Der Freun­de harr' ich, Tag und Nacht be­reit. Wo bleibt Ihr Freun­de? Kommt! 's ist Zeit! 's ist Zeit!

Sie la­den ihn zu Gast, doch »sie zei­gen sich nicht«. Er »grämt sich, ver­hun­gert in ih­rer Nähe«. Sie be­han­deln ihn der­art, daß er sich »tau­send Mei­len weit fort« fühlt. »Ich ver­las­se mei­ne Freun­de bei­zei­ten. Ich gehe fort von ih­nen, und lieb­ko­se mein Freund­schaft­s­ide­al.« »Wie kommt's,« ruft er aus, »daß ich im­mer wie­der solch hohe An­for­de­run­gen an die Mensch­heit stel­le und so re­gel­mä­ßig ent­täuscht wer­de? Wis­sen mei­ne Freun­de, wie sehr ent­täuscht ich bin? Ist al­les mein Feh­ler? Bin ich zur Groß­mut, zur Selbst­lo­sig­keit un­fä­hig? Jede an­de­re An­kla­ge könn­te ich eher ge­gen mich er­he­ben!« »So un­ge­fähr,« schreibt Tho­reau, »wür­de ich als Freund zum Freun­de spre­chen: Nie er­bat ich Dei­ne Er­laub­nis, Dich lie­ben zu dür­fen. Ich be­sit­ze das Recht dazu. Ich lie­be Dich nicht als et­was In­di­vi­du­el­les, das Dir selbst ge­hör­t, son­dern als et­was Uni­ver­sel­les, Lie­bens­wer­tes, das ich ent­deckt ha­be. O, was für Ge­dan­ken ich über Dich hege! Du bist wahr­haft lau­ter, Du bist un­end­lich gut. Dir kann ich ver­trau­en in alle Ewig­keit. Ich wuß­te nicht, daß des Men­schen See­le so reich sei.« … Ja, sein Freund­schafts ideal fand er wohl sel­ten ver­wirk­licht. Vi­el­leicht nicht ein­mal ganz in Emer­son. 1853 schreibt er in sein Ta­ge­buch: »un­ter­hielt mich oder viel­mehr ver­such­te mich mit R. W. E. zu un­ter­hal­ten. Ver­lor Zeit, ja fast mei­ne Iden­ti­tät. Er op­po­nier­te dort, wo es gar kei­ne Mei­nungs­ver­schie­den­hei­ten gab, sprach in den Wind und ich ver­lor mei­ne Zeit, in­dem ich ver­such­te mir ein­zu­bil­den, nicht ich, son­dern ir­gend ein an­de­rer op­po­nie­re ihm.« Da moch­te der Tho­reau, der sag­te: »Ein Wort soll vom Freund zum Freun­de ge­hen wie der Blitz von Wol­ke zu Wol­ke, sich wohl »tau­send Mei­len fort« füh­len.

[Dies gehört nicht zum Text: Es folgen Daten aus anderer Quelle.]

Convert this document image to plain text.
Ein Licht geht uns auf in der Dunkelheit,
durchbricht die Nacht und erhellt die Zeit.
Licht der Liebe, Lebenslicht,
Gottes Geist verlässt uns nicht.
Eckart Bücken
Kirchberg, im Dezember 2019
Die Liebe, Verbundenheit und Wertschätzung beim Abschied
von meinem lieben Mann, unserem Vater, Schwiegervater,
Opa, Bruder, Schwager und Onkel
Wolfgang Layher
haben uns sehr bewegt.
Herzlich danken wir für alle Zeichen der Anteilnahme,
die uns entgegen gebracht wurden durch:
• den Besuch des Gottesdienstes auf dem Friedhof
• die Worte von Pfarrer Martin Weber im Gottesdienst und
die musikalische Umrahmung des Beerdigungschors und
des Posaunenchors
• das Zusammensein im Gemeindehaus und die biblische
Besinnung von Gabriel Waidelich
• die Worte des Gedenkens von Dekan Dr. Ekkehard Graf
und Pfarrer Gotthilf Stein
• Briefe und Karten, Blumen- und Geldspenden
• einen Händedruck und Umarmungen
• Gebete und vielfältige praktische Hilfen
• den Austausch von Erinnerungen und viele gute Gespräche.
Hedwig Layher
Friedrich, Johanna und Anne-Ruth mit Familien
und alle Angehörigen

Frau­en spie­len in Tho­re­aus Le­ben kei­ne Rol­le. Eine »Ju­gend­lie­be«, die von man­chen Bio­gra­phen aus­führ­li­cher ge­schil­dert wird, ist eben­so un­in­ter­essant wie un­be­wie­sen. Mit ei­nem jun­gen Mäd­chen sich nur des­halb eine hal­be Stun­de lang zu un­ter­hal­ten, weil sie »re­gel­mä­ßi­ge Ge­sichts­zü­ge« hat­te, er­schi­en ihm eben­so zweck­los wie der Be­such von Ge­sell­schaf­ten. Er lieb­te es, al­lein zu sein: »Der ist ein rei­cher Mann und ge­nießt die Früch­te des Reich­tums, der im­mer­dar im Som­mer und Win­ter an sei­nen ei­ge­nen Ge­dan­ken sich er­freu­en kann. »Sei­ne Ein­sam­keit«, sagt ei­ner sei­ner Bio­gra­phen, »war Selbst­ver­tei­di­gung ohne Zwei­fel. Sein Ge­ni­us konn­te so we­nig wie Schmet­ter­lings­flü­gel die Berüh­rung rau­her Hän­de ver­tra­gen.« Doch je mehr er sich in die Na­tur ver­senk­te und er­kann­te, wel­che Lei­den­schaf­ten in ihr sich of­fen­bar­ten, de­sto mehr emp­fand er, wie et­was Wil­des in ihm selbst sich reg­te. Er fühl­te bis­wei­len den Drang, ein Mur­mel­tier zu er­grei­fen und roh zu ver­zeh­ren. »Ich wer­de wil­der von Tag zu Tage,« steht in ei­nem sei­ner Brie­fe, »als ob ich von ro­hem Fleisch mich näh­re, und mei­ne Zahm­heit ist nur die Ruhe mei­ner Un­be­zähm­bar­keit.« Bis­wei­len sehnt er sich da­nach, in ei­ner ent­le­ge­nen Soh­le drei Wo­chen in Käl­te und Näs­se wäh­rend ei­nes Stur­mes zu sit­zen, um sei­nem Or­ga­nis­mus Spann­kraft zu ge­ben. In­dia­ner, halb­wil­de Ir­län­der und Jä­ger be­sa­ßen stets sei­ne Vor­lie­be. Die­se Wild­heit war, wie sei­ne Wi­der­spens­tig­keit und sei­ne re­vo­lu­tio­näre Ge­sin­nung, ein Erb­teil fran­zö­si­schen Blu­tes, wäh­rend in sei­ner Ehr­lich­keit, in der Ver­ach­tung je­der Kon­ven­ti­on und in sei­ner Wahr­heits­lie­be das pu­ri­ta­ni­sche Ele­ment zum Vor­schein kam.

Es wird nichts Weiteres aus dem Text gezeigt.